I have a few theories why this happens:

  • Ignorance. The ‘architect’ doesn’t know any better, a la the database is just a ‘flat file’ for the application to store data in. Users will never access the data directly, they will always access it via the magical application that provides for every conceivable need.
  • Old wives tale: Foreign Keys impact performance. If we implement them, it will slow the application down. We don’t need the database to ‘check’ anything, because the application KNOWS it’s OK.
  • The application will support multiple database providers, so they short-cut the design in the name of flexibility.
  • Poor design. Or no design. Proper design should give you all of the benefits with few downsides of referential integrity in the database.
  • Maybe there was a kernel of truth in some of these assumptions at one point, but I do not see anything that supports those theories today.

    Pity the poor people who have to query this data.
    First you have to dig to find out how the data is related. Most modelling tools will rely on foreign keys to document relationships. Smarter tools will make a best-guess from common-named column names, but this is just a guess.

    Any time you write a query against these related tables, you will need to write the JOIN manually.

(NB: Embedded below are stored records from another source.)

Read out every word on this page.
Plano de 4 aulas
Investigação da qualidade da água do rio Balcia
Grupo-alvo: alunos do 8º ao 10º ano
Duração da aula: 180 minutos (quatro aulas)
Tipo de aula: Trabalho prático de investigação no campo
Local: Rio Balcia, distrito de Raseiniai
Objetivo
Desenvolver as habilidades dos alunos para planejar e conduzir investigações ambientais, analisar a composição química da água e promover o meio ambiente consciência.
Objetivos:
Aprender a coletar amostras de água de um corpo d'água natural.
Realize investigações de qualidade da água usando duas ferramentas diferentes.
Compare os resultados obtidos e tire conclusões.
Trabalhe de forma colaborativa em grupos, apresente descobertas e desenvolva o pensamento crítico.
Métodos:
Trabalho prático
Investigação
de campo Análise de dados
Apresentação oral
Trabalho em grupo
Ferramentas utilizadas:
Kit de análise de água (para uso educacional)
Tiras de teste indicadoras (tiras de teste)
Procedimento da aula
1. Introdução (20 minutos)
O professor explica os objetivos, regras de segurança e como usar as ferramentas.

Your database IDE will be handicapped, and it will take you longer to write your code as a result. Hey, how fun is this to write?

    SELECT ...
    FROM SH.COSTS
           JOIN SH.PROMOTIONS
              ON (COSTS.PROMO_ID = PROMOTIONS.PROMO_ID)
           JOIN SH.TIMES
              ON (COSTS.TIME_ID = TIMES.TIME_ID)
           JOIN SH.PRODUCTS
              ON (COSTS.PROD_ID = PRODUCTS.PROD_ID)
           JOIN SH.CHANNELS
              ON (COSTS.CHANNEL_ID = CHANNELS.CHANNEL_ID)
           JOIN SH.SALES
              ON (SALES.PROMO_ID = PROMOTIONS.PROMO_ID)
           JOIN SH.COUNTRIES
              ON (CUSTOMERS.COUNTRY_ID = COUNTRIES.COUNTRY_ID)
           JOIN SH.CUSTOMERS
              ON (SALES.CUST_ID = CUSTOMERS.CUST_ID)
           JOIN SH.TIMES
              ON (SALES.TIME_ID = TIMES.TIME_ID)
           JOIN SH.PRODUCTS
              ON (SALES.PROD_ID = PRODUCTS.PROD_ID)
           JOIN SH.CHANNELS
              ON (SALES.CHANNEL_ID = CHANNELS.CHANNEL_ID)
    

    The big boys should know better. But they don’t.
    It’s easy to assume that this only happens with emerging companies. But I see it in enterprise class solutions. In some cases they will define some foreign keys, but not all of them. I JUST DON’T GET IT.

    So developers and architects – please explain it to me – why are foreign keys such a foreign concept?

    OK Jeff, we get the point, but what are we supposed to do, redo the entire database design?
    That would make me and all of your customers very happy. It won’t make you any more money, and sadly that is probably going to prevent it from ever happening. But going forward, if you are going to build something, do it right.

    I love you guys.
    I’ve been a little hard some people on this post, and I am more than ready to soften my position if the evidence supports it. I want everyone to remember that ‘I love you guys.’